There are two basic types of acoustic guitars: The classical guitar, which has nylon strings, and the steel-string guitar, which, interestingly enough, has steel strings. There is also a separate category that is the electric guitar, but I won’t discuss it here because it is always best to start your education on an acoustic guitar. This post is meant to help you decide on which of the two types of acoustic guitar it is best for you to start with.

 


The Classical Guitar

 

The classical guitar has a wide neck, a relatively small body, nylon strings, and a head with holes. The sound it makes is soft, deep, and well-balanced, with a good bass register. It is the universal instrument, and the styles of music that can be played on it include classical, jazz, flamenco, and pop.

This guitar has a long history, and it is the ancestor of all modern types of guitars. This is the guitar on which the classical school and technique is based on, and it also works well as an accompanying instrument for vocals. However, due to the lack of transparency of its sound, it is rarely used for chord accompaniment, even though a pickup system and an equalizer can easily fix this. This guitar is used by all classical and Spanish flamenco guitarists. I also use the classical guitar to play a very wide variety of music.

 


Steel String Guitar

This is the guitar that most people imagine when they hear “acoustic” guitar, even though the classical guitar is also in the acoustic category.

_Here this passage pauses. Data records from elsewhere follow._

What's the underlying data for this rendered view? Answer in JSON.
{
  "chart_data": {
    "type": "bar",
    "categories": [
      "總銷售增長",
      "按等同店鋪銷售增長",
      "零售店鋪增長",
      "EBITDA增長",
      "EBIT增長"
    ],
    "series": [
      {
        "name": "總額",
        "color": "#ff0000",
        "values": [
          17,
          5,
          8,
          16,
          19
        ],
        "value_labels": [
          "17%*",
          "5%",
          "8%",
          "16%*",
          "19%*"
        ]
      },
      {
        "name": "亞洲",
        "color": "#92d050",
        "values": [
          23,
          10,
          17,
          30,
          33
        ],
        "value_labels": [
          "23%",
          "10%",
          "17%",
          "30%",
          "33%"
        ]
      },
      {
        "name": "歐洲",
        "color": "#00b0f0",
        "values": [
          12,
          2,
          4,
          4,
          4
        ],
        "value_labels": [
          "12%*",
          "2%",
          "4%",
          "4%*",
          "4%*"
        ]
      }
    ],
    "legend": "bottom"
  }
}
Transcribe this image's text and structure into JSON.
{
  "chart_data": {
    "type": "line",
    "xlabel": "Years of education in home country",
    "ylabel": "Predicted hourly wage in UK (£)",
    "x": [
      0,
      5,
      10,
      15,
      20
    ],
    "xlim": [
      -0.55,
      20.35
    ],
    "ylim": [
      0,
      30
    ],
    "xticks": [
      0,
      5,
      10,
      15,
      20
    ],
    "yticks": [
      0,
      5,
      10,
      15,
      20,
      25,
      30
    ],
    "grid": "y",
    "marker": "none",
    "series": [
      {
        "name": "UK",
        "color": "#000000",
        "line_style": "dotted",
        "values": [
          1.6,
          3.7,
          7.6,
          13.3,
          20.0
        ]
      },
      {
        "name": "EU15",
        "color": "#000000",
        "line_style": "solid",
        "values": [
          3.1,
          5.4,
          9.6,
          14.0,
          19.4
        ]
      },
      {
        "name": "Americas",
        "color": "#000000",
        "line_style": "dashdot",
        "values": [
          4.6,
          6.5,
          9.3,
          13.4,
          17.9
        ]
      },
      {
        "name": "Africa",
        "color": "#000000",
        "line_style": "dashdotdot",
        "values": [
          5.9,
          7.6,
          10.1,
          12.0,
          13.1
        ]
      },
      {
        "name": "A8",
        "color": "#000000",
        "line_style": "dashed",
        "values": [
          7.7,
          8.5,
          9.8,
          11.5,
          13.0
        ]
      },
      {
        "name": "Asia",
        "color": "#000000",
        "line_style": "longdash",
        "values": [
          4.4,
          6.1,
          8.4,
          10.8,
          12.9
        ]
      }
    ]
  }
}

This guitar has a narrow neck, a larger body than that of a classical guitar, steel strings, and a head WITHOUT holes. It sounds loud and ringy. Its bass register is not as clear as a classical guitar’s. Because of its ringing sound, it sounds great in a group as a chord accompaniment. With a pick, it produces a very powerful, full, and characterized sound. Originally, it was used only as an accompanying instrument, but later on it was used a solo instrument, with musicians such as Chet Atkins, Tommy Emmanuel, and Andy McKee using a technique called “fingerstyle.”


So which one should I use?

Any professionally trained teacher would advise you to start learning on a classical guitar, and he will be right. This type of guitar will help you master the basics of classical technique, which is the basis of all other styles of guitar technique. This “fingerstyle” technique, for example, is really just an extension of classical technique. In the long run, you will be able to play any type of guitar, but it is best and most proper to start on the classical.

Nylon strings are much softer and pleasing to the touch than metal ones, so it’s a lot easier to master all the basic technical skills. Because the strings are farther apart from each other, it is easier to practice arpeggios (finger-picking patterns) in the right hand. The classical guitar also has a much wider variety of timbre possibilities, so you will be able to polish you skills in differentiating between different qualities of sound and its dependence of the angle at which you pluck the string.

Another advantage is a financial one. A fairly good-sounding student classical guitar is relatively cheap. For example, a Hohner HC-06 or a Valencia is pretty cheap and sound rather pleasant.
However, if you try to take a steel-string guitar from that price range, it is most often a very bad quality instrument with unstable tuning that dries out fast. I don’t deny the possibility that there might be cheap and good-quality steel-string guitars, but I haven’t found them. As a rule, they cost much more than classical guitars.

Whatever you do, don’t buy a guitar without consulting your teacher. Very often do people show up to their first lessons with recently bought guitars on which it’s simply impossible to play.

Finally, many people think that a classical guitar is good only for classical music. That is absolutely not true. It’s a universal instrument, and its technique will allow you to play in any style, because it is the basis of ALL guitar technique.

Notes: I often get asked if it’s possible to string a steel-string guitar with nylon strings. You can, but it will sound very bad, quiet, and weak, because steel-string guitars, as the name suggests, are built specifically for steel strings. Nylon strings sound good ONLY on classical guitars. However, never string a classical guitar with steel strings. The wood on these guitars is not strong enough to support steel strings, so it is very likely that the neck and bridge may start cracking under the tension of the strings.

Classical guitar brands: Hohner HC-06 (Or some other model, but only with nylon strings!), Valencia, Yamaha, Admira, Sanchez, Almansa.